I don’t know where he is now.  He just stopped being out on Telegraph Ave.  I knew his brother for a little while, and he had a few different stories for where he might have gone, one of them being to jail for drugs.  And now I don’t see him around either.  But if we never see each other again, I know we were good friends for each other.  I once heard him talk about his daughter.  But it was towards the end of us knowing each other, when he was sometimes confused.  I asked him about it.  He said he didn’t know what I was talking about.  And maybe he really didn’t.

“PIRATE TATTOO: sissies and ‘fraidy cats welcome!”

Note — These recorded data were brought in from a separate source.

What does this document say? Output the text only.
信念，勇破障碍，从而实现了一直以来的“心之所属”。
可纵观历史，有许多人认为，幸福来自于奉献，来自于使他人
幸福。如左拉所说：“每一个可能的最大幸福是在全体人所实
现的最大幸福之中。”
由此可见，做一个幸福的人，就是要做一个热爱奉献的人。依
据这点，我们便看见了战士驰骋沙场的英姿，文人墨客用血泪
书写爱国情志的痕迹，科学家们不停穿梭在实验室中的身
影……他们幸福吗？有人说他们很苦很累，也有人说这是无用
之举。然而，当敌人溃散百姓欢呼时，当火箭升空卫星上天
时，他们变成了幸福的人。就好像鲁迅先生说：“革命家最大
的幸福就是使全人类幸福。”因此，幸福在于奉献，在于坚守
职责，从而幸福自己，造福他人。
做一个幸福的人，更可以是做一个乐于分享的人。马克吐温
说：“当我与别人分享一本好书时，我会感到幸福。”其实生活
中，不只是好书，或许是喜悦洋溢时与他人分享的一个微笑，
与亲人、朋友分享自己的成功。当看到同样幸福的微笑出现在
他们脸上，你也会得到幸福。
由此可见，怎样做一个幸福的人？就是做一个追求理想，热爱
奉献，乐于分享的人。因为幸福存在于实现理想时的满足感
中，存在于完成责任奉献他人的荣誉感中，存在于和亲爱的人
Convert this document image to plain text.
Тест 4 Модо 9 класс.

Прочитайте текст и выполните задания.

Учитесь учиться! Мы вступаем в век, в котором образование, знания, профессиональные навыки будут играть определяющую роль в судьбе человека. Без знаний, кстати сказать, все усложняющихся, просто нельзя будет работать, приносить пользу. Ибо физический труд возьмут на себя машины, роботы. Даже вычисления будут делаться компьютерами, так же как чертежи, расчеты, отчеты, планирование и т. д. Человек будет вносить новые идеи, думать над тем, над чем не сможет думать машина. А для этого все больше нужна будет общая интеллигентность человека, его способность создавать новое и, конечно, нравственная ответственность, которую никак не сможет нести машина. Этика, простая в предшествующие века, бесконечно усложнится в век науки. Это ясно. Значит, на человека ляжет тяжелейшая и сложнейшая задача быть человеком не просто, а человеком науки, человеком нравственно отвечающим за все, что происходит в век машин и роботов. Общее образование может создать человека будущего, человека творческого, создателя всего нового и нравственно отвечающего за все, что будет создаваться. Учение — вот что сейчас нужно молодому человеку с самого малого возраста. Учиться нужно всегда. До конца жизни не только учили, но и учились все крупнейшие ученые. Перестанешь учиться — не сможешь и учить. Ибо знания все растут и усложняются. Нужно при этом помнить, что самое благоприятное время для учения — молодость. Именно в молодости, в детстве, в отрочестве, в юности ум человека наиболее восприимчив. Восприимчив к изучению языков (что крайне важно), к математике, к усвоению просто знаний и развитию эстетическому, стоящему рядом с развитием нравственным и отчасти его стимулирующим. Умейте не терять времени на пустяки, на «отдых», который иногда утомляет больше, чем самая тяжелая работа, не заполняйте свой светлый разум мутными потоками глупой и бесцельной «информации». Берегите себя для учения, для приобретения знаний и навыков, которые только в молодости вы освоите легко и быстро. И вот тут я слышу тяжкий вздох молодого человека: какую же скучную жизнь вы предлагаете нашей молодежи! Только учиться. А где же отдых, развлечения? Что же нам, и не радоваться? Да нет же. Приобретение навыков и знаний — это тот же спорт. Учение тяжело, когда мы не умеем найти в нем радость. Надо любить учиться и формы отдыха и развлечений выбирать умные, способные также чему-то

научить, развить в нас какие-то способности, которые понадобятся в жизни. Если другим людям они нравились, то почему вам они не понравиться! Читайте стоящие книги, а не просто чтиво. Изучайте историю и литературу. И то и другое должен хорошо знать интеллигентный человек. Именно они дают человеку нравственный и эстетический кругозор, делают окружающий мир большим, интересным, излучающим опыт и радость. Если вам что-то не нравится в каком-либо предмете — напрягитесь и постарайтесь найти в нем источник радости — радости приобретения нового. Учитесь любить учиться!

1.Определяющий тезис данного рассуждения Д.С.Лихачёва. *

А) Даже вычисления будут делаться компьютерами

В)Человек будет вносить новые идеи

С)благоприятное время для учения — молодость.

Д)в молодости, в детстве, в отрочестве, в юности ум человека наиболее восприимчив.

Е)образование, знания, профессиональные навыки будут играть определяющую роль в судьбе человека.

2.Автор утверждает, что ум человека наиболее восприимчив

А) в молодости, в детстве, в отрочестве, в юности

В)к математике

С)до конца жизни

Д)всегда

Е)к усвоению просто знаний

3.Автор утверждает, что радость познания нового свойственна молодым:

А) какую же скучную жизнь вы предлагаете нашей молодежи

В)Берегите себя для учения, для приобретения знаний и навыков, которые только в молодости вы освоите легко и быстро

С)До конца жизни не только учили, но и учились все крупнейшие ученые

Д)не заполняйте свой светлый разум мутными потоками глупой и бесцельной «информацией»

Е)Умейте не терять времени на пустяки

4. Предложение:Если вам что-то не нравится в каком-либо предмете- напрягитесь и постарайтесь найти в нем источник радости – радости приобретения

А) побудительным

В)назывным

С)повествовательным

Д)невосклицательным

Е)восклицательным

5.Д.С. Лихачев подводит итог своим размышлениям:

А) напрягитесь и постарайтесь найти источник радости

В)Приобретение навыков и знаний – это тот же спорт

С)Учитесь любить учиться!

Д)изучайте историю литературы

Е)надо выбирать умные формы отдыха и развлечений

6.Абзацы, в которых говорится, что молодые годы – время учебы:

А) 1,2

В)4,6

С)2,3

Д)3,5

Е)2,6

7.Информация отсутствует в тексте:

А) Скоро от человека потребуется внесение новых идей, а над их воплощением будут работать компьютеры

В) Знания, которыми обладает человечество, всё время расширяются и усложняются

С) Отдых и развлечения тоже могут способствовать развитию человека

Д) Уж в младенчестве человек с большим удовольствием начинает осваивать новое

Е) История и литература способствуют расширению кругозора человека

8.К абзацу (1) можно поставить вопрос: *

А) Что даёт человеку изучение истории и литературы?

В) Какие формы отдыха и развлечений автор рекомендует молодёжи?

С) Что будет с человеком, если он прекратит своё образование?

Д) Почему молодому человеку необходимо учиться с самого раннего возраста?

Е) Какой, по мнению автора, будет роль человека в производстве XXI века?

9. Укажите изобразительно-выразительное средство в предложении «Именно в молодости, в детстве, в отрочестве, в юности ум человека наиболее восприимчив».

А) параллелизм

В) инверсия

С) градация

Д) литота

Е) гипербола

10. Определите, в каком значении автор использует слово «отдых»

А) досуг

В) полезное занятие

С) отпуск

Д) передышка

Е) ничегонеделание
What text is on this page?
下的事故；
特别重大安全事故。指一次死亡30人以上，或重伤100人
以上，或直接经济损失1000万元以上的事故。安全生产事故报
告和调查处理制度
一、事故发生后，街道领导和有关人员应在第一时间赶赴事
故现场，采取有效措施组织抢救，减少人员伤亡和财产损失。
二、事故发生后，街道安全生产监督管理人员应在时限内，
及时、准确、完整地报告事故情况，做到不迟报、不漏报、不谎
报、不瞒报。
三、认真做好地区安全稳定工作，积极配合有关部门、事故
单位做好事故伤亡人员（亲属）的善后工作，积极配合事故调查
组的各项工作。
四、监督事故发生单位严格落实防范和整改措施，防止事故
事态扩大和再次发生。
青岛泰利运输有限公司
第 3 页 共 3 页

December 30th, 2005 by life-in-berkeley

I picked up this tattoo parlor flyer when the little one and I were at the LGBT Center on Market St. and thought, "If I ever got a tattoo, THAT’s where I’d wanna go!"  Well sure enough, that’s where I went and got tattooed last Friday, with my brother while he was in town visiting!  The studio’s called Dragonfly Ink now, but the same cool lady is still the owner/artist.  The tattoo’s about five inches at its longest part, and about three inches wide at its widest, and it was really fun to get. :-)  And painful, esp. since part of it goes right over my hip bone (YIKES that felt weird), but I’ve felt worse… so now I’m thinking of getting one every winter for a few years, instead of blowing cash and time flying back East.  I liked staying here, I like being able to work through the holidays (hooray for double-time holiday pay!), and I hope that’s cool with my family for a while.  Give me a number of years out here without holiday snow, and perhaps then I’ll WANT to go back and visit, rather than feeling kinda obligated to.

LISTEN!

December 1st, 2005 by life-in-berkeley

http://981kissfm.com/listenlive.html

*ESPECIALLY from 12pm - 1pm (that’s 3pm - 6pm for you East Coasters).  Because dancing is better than re-watching video I took & edited together for this presentation I have to give tonight.  It’s for a class in communicative competence and diversity, and it’s of the little one at his morning public preschool, then at his afternoon childcare at the Center for the Education of the Infant Deaf where he’s being exposed to (and is picking up!) sign language, and then a little snippet of him communicating with me at home.  It was all fun to watch the first maybe 3 times, but I kept having to re-do taping it from the video camera onto VHS because these horizontal lines kept showing up on the tape for some reason… so yeah now I’m sick of it and may never tape him again, and instead we will spend the rest of our days dancing together to old school funk and soul.  When Brian McKnight comes on, we will change the station and laugh.  Because that’s what mothers and sons do.  Oh, I did try (& fail) to tape him the other night when he was seriously getting down, like he was eating and saw me dancing just in my chair (listening to a radio station semi-designed by yours truly at http://music.yahoo.com/launchcast/station.asp?u=1748176285
), and he leapt to his feet, half-a-banana still sticking out of his mouth, and was getting his arms into it and everything.  He brings the party like that.

Holy wow-

November 27th, 2005 by life-in-berkeley

… I am so damn wordy!  I just looked at what folks see when they go to my blog page and I think I went blind.  Like literally.  Thank god I learned my homerow keys in grade school.  I was just going to post something up here to get a minute away from working on these two final papers that are due on Wednesday… but I think I’ll actually go running right back to them, because seeing all this tiny little print has made me feel really insane.  WHY, W H Y IS IT SO SMALL???